Integrate external tools via the Model Context Protocol:

```rust
use agent_sdk::mcp::{McpClient, StdioTransport, register_mcp_tools};

// Connect to an MCP server
let transport = StdioTransport::spawn("mcp-server", &["--stdio"])?;
let client = McpClient::new(transport);

// Register all tools from the MCP server
register_mcp_tools(&mut registry, &client).await?;
```

## User Interaction

Tools for agent-initiated questions and confirmations:

```rust
use agent_sdk::user_interaction::AskUserQuestionTool;

let question_tool = AskUserQuestionTool::new(question_tx, response_rx);
```

## Persistence

The SDK provides trait-based storage for production deployments:

| Store | Purpose |
|-------|---------|
| `MessageStore` | Conversation history per thread |
| `StateStore` | Agent state checkpoints for recovery |
| `ToolExecutionStore` | Write-ahead tool execution tracking (idempotency) |

`InMemoryStore` and `InMemoryExecutionStore` are provided for testing.
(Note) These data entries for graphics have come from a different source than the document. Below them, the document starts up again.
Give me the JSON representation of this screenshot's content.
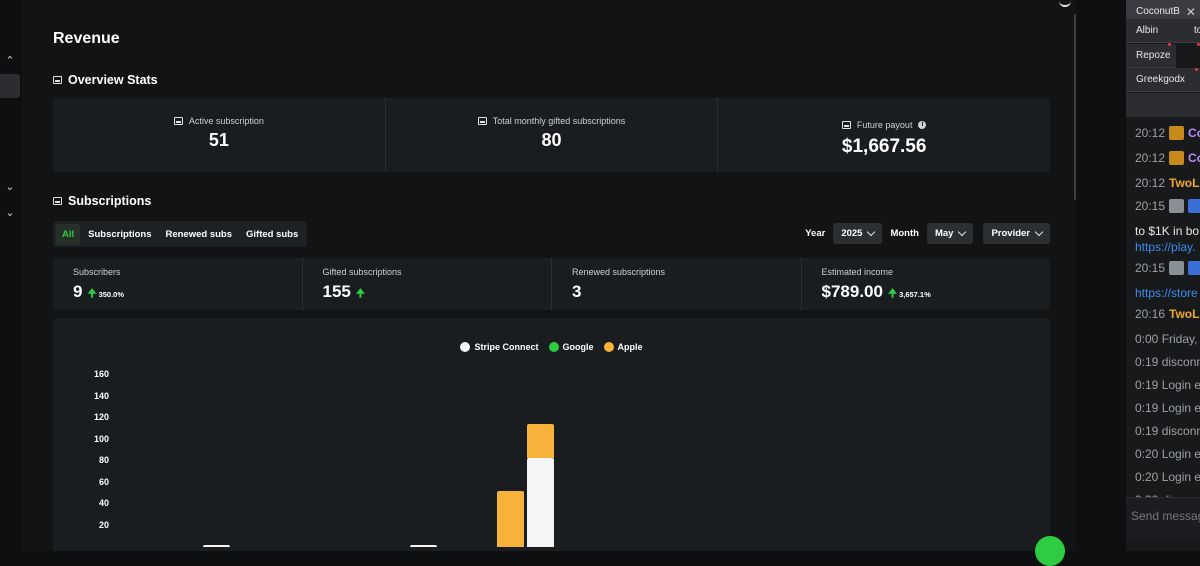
{
  "page": {
    "title": "Revenue"
  },
  "overview": {
    "title": "Overview Stats",
    "cards": [
      {
        "label": "Active subscription",
        "value": "51"
      },
      {
        "label": "Total monthly gifted subscriptions",
        "value": "80"
      },
      {
        "label": "Future payout",
        "value": "$1,667.56"
      }
    ]
  },
  "subscriptions": {
    "title": "Subscriptions",
    "tabs": [
      "All",
      "Subscriptions",
      "Renewed subs",
      "Gifted subs"
    ],
    "active_tab": "All",
    "filters": {
      "year_label": "Year",
      "year_value": "2025",
      "month_label": "Month",
      "month_value": "May",
      "provider_label": "Provider"
    },
    "stats": [
      {
        "label": "Subscribers",
        "value": "9",
        "change": "350.0%"
      },
      {
        "label": "Gifted subscriptions",
        "value": "155",
        "change": ""
      },
      {
        "label": "Renewed subscriptions",
        "value": "3",
        "change": null
      },
      {
        "label": "Estimated income",
        "value": "$789.00",
        "change": "3,657.1%"
      }
    ]
  },
  "chart_data": {
    "type": "bar",
    "stacked": true,
    "legend": [
      {
        "name": "Stripe Connect",
        "color": "#f5f5f5"
      },
      {
        "name": "Google",
        "color": "#2ecc40"
      },
      {
        "name": "Apple",
        "color": "#f7b23b"
      }
    ],
    "yticks": [
      20,
      40,
      60,
      80,
      100,
      120,
      140,
      160
    ],
    "ylim": [
      0,
      170
    ],
    "bars": [
      {
        "slot": 0,
        "stripe": 1,
        "google": 0,
        "apple": 0
      },
      {
        "slot": 1,
        "stripe": 1,
        "google": 0,
        "apple": 0
      },
      {
        "slot": 2,
        "stripe": 0,
        "google": 0,
        "apple": 52
      },
      {
        "slot": 3,
        "stripe": 83,
        "google": 0,
        "apple": 31
      }
    ]
  },
  "chat": {
    "tabs": [
      "CoconutB",
      "Albin",
      "to",
      "Repoze",
      "Greekgodx"
    ],
    "messages": [
      {
        "time": "20:12",
        "name": "Co",
        "color": "purple",
        "badge": "#c58a1a"
      },
      {
        "time": "20:12",
        "name": "Co",
        "color": "purple",
        "badge": "#c58a1a"
      },
      {
        "time": "20:12",
        "name": "TwoLe",
        "color": "orange"
      },
      {
        "time": "20:15",
        "name": "",
        "badges": [
          "#8a8f96",
          "#3a6fd8"
        ]
      },
      {
        "text": "to $1K in bo"
      },
      {
        "link": "https://play."
      },
      {
        "time": "20:15",
        "name": "",
        "badges": [
          "#8a8f96",
          "#3a6fd8"
        ]
      },
      {
        "link": "https://store"
      },
      {
        "time": "20:16",
        "name": "TwoLe",
        "color": "orange"
      },
      {
        "text": "0:00 Friday, "
      },
      {
        "text": "0:19 disconn"
      },
      {
        "text": "0:19 Login e"
      },
      {
        "text": "0:19 Login e"
      },
      {
        "text": "0:19 disconn"
      },
      {
        "text": "0:20 Login e"
      },
      {
        "text": "0:20 Login e"
      },
      {
        "text": "0:20 disconn"
      }
    ],
    "send_placeholder": "Send message"
  }
}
For production, implement the traits with your database (Postgres, Redis, etc.):

```rust
use agent_sdk::{MessageStore, StateStore, ToolExecutionStore, InMemoryStore, InMemoryExecutionStore};

// Use in-memory stores for development
let message_store = InMemoryStore::new();
let state_store = InMemoryStore::new();
let exec_store = InMemoryExecutionStore::new();

let agent = builder::<()>()
    .provider(provider)
    .message_store(message_store)
    .state_store(state_store)
    .execution_store(exec_store)
    .build();
```

The `ToolExecutionStore` enables crash recovery by recording tool calls before execution, ensuring idempotency on retry.

## Security Considerations

- **`#[forbid(unsafe_code)]`** - No unsafe Rust anywhere in the codebase
- **Capability-based permissions** - Control read/write/exec access via `AgentCapabilities`
- **Tool tiers** - Classify tools by risk level; use hooks to require confirmation
- **Sandboxing** - Use `InMemoryFileSystem` for testing without real file access

See [SECURITY.md](SECURITY.md) for the full security policy.

## Contributing

Contributions are welcome! Please read [CONTRIBUTING.md](CONTRIBUTING.md) for:

- Development setup
- Code quality requirements
- Pull request process

## License

Licensed under the Apache License, Version 2.0. See [LICENSE](LICENSE) for details.